A gentleman of advancing years, upon seeing the trailer for "Inglorious Basterds" one evening, leaned over in his theater seat and told me in no uncertain terms that the film looked like a piece of garbage. At the time I did not disagree with him, as this gentleman is a dear friend of mine, and has a particularly colorful history, including the intimate knowledge of modern warfare in all its various forms throughout the years. I understood his objections. The trailer didn't do much for me either, leaving a vague feeling of embarrassment and unease at the thought of Quentin Tarantino mining WWII for splatterfest material. Those fears were mostly allayed with the positive reviews that accompanied the film's release and the smattering of kudos during awards season.
However, I couldn't help thinking of my friend's reaction to the trailer as I was watching "Inglorious Basterds." Thankfully the gory excesses of the title characters alluded to in the trailer were brief, but they were still intrusive. "Basterds" was sold as a pulpy, over-the-top action picture akin to Tarantino's last features, "Death Proof" and "Kill Bill." The anticipation of orgiastic violence hung over every frame, a distraction from what turned out to be a fairly restrained outing for the director, even with a fiery finale where much of the Third Reich is blown to smithereens.
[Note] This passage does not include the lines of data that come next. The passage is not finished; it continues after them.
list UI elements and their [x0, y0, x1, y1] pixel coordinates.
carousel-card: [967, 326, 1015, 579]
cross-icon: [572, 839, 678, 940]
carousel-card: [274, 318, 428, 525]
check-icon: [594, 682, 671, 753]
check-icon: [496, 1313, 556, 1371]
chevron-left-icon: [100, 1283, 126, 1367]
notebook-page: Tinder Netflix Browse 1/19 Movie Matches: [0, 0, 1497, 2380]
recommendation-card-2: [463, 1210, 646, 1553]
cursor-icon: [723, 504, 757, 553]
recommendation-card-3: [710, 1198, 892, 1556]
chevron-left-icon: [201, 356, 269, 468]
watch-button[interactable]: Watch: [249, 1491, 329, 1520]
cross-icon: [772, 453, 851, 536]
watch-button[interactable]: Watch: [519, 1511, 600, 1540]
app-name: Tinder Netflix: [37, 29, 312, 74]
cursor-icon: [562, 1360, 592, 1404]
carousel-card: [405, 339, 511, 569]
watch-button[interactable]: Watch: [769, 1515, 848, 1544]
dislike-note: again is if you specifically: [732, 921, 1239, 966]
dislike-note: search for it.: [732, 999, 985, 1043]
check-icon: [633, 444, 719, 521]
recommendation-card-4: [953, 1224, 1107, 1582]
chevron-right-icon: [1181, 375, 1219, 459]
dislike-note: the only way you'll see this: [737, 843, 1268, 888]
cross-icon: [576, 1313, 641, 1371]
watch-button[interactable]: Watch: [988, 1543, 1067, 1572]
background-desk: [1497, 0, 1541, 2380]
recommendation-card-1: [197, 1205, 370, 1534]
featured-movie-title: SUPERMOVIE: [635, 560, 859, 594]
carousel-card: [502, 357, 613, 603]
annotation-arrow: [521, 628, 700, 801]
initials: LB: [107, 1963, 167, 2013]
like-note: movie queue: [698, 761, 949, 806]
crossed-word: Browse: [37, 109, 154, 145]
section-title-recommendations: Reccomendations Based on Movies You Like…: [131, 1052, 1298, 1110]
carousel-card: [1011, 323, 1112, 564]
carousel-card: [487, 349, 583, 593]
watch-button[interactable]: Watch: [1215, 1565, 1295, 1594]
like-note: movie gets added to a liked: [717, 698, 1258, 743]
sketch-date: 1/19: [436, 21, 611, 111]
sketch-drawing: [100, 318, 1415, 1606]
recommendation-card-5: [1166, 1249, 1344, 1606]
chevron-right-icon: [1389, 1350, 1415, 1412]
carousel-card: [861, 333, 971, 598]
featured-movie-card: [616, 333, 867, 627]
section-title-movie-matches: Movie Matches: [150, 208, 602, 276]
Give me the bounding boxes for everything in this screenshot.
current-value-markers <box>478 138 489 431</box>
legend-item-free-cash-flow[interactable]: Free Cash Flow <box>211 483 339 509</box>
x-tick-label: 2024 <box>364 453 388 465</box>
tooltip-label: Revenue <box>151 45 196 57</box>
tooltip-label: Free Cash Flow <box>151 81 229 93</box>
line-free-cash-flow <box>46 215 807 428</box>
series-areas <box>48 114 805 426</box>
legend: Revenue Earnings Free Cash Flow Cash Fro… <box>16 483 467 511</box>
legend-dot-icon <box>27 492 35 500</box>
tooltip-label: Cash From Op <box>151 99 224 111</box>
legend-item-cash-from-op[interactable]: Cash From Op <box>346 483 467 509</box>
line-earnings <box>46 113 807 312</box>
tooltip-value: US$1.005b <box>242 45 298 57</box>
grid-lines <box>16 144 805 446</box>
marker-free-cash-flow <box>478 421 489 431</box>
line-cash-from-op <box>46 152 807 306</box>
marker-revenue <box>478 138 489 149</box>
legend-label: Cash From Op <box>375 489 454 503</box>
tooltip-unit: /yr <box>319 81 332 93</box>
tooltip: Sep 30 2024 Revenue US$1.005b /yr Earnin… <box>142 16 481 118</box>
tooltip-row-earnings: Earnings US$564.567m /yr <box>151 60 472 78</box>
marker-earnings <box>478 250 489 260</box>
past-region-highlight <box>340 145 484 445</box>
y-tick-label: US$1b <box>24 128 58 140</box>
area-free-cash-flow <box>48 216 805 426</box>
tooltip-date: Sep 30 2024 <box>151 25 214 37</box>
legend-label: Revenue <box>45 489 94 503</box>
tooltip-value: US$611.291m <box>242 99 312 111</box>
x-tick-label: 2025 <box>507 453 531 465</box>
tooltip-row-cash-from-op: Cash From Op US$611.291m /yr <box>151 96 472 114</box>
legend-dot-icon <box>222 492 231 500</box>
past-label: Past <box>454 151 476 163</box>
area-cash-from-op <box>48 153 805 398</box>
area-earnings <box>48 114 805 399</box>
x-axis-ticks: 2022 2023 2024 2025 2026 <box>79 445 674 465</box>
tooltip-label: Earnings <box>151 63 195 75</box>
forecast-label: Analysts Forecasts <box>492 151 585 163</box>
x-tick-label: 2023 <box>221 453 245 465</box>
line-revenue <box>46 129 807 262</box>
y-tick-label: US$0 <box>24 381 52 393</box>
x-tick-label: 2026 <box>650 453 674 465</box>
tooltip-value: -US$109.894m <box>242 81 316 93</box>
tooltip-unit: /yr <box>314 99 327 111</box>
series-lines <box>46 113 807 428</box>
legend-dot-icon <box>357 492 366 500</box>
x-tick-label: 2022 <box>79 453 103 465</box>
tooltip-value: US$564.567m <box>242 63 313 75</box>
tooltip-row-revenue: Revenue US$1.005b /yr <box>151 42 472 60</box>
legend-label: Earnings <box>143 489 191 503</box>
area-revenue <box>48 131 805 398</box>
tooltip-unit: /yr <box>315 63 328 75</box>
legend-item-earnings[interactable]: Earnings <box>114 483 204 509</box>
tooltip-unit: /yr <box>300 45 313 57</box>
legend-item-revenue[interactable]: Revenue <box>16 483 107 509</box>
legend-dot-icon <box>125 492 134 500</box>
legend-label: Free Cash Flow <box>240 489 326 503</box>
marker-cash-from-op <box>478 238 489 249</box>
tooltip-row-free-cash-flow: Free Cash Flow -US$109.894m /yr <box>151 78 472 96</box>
Intimate, dialogue-heavy scenes far outnumbered the broader action sequences, and anachronistic flourishes were relatively few.
Still, there's no getting around the major liberties Tarantino took with historical fact, and by the end of the movie, "Inglorious Basterds" resembles nothing so much as WWII alternate-universe fanfiction. The characters exist in a recreation of the cinematic depictions of WWII in 40s period films, rife with Tarantino's trademark homages, rather than the actual reality of the time. I had a hard time with the tone, which often shifted from farcical to dead serious and back again, sometimes in a single scene. The film opens with a suspenseful, utterly serious encounter with the villain Hans Landa, quickly followed by the Basterds' introduction from the trailer, in all its cheerfully pulpy excess.
And what to make of scenes where relatively realistic characters like Diane Kruger's Bridget von Hammersmark share the screen with wild caricatures like Brad Pitt's Lt. Aldo "The Apache" Raine and Eli Roth's bat-wielding Sgt. Donny "The Bear Jew" Donowitz? Tarantino wants to have it both ways, the exaggerated stylization and the genuine sentiment, and ends up with a picture that quick-steps around heavier themes and feels devoid of depth and consequence. This works for lighter fare like "Zombieland" and "Tropic Thunder," but "Inglorious Basterds," which evokes the weight of so much history, often comes off as dreadfully flippant with its material – just as my dear gentleman friend had feared.
In spite of this, I have to say the movie was well-made and parts of it were very entertaining. The predominantly European cast was excellent, especially Christoph Waltz as Hans Landa and both of the female leads. It took me a while to figure out what Brad Pitt was doing, but once it clicked that he and the other Basterds were Tarantino's amped-up answer to the Dirty Dozen, and meant to act as a counterweight to the film's hysterical Hitler, I got the joke. I just wish it didn't make me wince so badly.
A few days ago I watched another WWII film from last year, the Danish "Flame and Citron," which was about two Danish resistance assassins operating during the Nazi occupation of Denmark. Like "Inglorious Basterds," it had plenty of intrigue, violence, and visceral thrills, but I found "Flame and Citron" much more satisfying. It couldn't match Tarantino for style or wit or dazzle, but it did present its material directly and candidly. And in the end I thought it had much more to say.